While Apple looks to get its employees back to the office, other companies are giving up on their brick-and-mortar institutions. Lyft (NASDAQ:LYFT) just announced that it will rent out nearly half of its office spaces in New York City, Nashville, San Francisco and Seattle, as it doubles down on its "fully flexible" work policy. The ride-hailing firm feels the strategy "strikes the right balance between trust and choice" for its 4,000 employees, "helping us do our best work while attracting and retaining top talent."
Bigger picture: Lyft (LYFT) intends to sublease about 44% of its combined 615K square feet to other businesses, hoping to cut costs as staff continue to work from home. Software giant Salesforce and business review site Yelp are already among other companies that have said they plan to sell or rent out parts of their offices. Not everyone is on board the trend, however, with Google announcing recent plans to spend $1B buying real estate in the West End of London, and shell out another $7B on offices and data centers in the U.S.

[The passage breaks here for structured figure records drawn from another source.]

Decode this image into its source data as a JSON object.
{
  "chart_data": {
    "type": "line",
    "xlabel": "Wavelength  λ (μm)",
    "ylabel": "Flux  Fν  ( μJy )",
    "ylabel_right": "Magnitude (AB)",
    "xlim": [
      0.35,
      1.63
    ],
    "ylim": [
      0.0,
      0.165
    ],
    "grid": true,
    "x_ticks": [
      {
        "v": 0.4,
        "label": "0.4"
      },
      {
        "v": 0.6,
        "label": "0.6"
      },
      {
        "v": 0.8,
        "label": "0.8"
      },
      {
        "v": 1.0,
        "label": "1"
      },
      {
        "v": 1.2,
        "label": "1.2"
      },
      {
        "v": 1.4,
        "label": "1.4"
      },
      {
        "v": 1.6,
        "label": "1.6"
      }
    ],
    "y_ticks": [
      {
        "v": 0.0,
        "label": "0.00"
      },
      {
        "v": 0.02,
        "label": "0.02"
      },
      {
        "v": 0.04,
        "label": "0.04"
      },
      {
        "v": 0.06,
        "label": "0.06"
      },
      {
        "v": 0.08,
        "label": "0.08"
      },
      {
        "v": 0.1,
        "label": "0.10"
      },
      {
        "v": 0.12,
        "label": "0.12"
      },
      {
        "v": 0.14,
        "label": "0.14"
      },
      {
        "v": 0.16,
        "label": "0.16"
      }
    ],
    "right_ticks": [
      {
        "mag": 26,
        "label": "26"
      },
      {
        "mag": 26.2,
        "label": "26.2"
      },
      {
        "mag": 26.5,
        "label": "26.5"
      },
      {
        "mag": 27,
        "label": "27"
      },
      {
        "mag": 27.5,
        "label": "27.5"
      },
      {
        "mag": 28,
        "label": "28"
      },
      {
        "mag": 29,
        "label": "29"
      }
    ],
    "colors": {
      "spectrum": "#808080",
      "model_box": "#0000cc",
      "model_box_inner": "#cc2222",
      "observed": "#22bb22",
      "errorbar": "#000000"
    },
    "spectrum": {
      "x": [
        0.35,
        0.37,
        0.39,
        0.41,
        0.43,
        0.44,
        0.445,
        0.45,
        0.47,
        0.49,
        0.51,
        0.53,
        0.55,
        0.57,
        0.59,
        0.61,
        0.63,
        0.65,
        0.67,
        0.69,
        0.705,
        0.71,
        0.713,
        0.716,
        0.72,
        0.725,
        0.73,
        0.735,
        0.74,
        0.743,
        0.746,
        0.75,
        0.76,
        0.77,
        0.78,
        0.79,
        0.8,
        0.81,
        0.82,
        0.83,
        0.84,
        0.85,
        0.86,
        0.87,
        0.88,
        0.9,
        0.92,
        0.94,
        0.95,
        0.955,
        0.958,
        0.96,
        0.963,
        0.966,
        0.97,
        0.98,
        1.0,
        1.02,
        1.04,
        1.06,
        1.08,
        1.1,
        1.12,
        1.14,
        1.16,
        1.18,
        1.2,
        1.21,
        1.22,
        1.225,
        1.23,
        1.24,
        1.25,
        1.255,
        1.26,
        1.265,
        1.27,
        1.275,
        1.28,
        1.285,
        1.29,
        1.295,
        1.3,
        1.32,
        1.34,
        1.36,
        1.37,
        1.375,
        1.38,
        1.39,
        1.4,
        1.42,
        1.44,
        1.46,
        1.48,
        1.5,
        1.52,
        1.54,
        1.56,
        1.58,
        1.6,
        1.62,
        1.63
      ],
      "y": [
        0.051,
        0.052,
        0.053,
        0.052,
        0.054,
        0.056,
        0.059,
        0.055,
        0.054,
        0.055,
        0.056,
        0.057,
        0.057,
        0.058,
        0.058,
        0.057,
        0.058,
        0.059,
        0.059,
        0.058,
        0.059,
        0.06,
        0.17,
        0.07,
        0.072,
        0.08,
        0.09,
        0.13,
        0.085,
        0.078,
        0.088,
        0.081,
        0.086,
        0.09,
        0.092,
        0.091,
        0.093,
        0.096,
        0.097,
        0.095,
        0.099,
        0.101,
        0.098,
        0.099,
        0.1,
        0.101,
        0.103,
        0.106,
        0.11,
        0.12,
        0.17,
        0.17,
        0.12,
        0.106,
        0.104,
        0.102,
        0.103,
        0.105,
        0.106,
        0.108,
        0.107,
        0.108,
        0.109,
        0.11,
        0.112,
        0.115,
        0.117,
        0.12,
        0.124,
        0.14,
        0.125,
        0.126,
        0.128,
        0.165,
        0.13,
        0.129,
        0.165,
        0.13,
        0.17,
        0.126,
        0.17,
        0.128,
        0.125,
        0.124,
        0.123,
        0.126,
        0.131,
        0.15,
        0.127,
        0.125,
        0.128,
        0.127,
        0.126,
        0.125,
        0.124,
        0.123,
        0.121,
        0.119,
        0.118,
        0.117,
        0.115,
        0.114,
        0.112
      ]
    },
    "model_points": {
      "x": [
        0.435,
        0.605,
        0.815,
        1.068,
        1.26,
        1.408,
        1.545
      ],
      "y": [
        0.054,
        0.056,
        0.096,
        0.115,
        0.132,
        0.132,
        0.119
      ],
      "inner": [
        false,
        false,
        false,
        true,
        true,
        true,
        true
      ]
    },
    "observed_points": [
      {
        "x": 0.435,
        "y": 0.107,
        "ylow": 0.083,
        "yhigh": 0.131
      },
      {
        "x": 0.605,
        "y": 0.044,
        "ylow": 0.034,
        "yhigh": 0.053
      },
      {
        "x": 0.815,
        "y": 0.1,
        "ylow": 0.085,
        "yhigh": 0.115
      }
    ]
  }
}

"Many of our team members opted to work remotely after we shifted to a flexible workplace strategy," said Lyft (LYFT) VP Rachel Goldstein. "As a result, we have identified a significant amount of office space that isn't being utilized the way it previously was."
Statistic: The average workplace occupancy rate in the top-10 U.S. metro areas is currently 43.5%, down from over 95% before the pandemic began, according to Kastle Systems, which collects daily data on how many workers swipe into office buildings.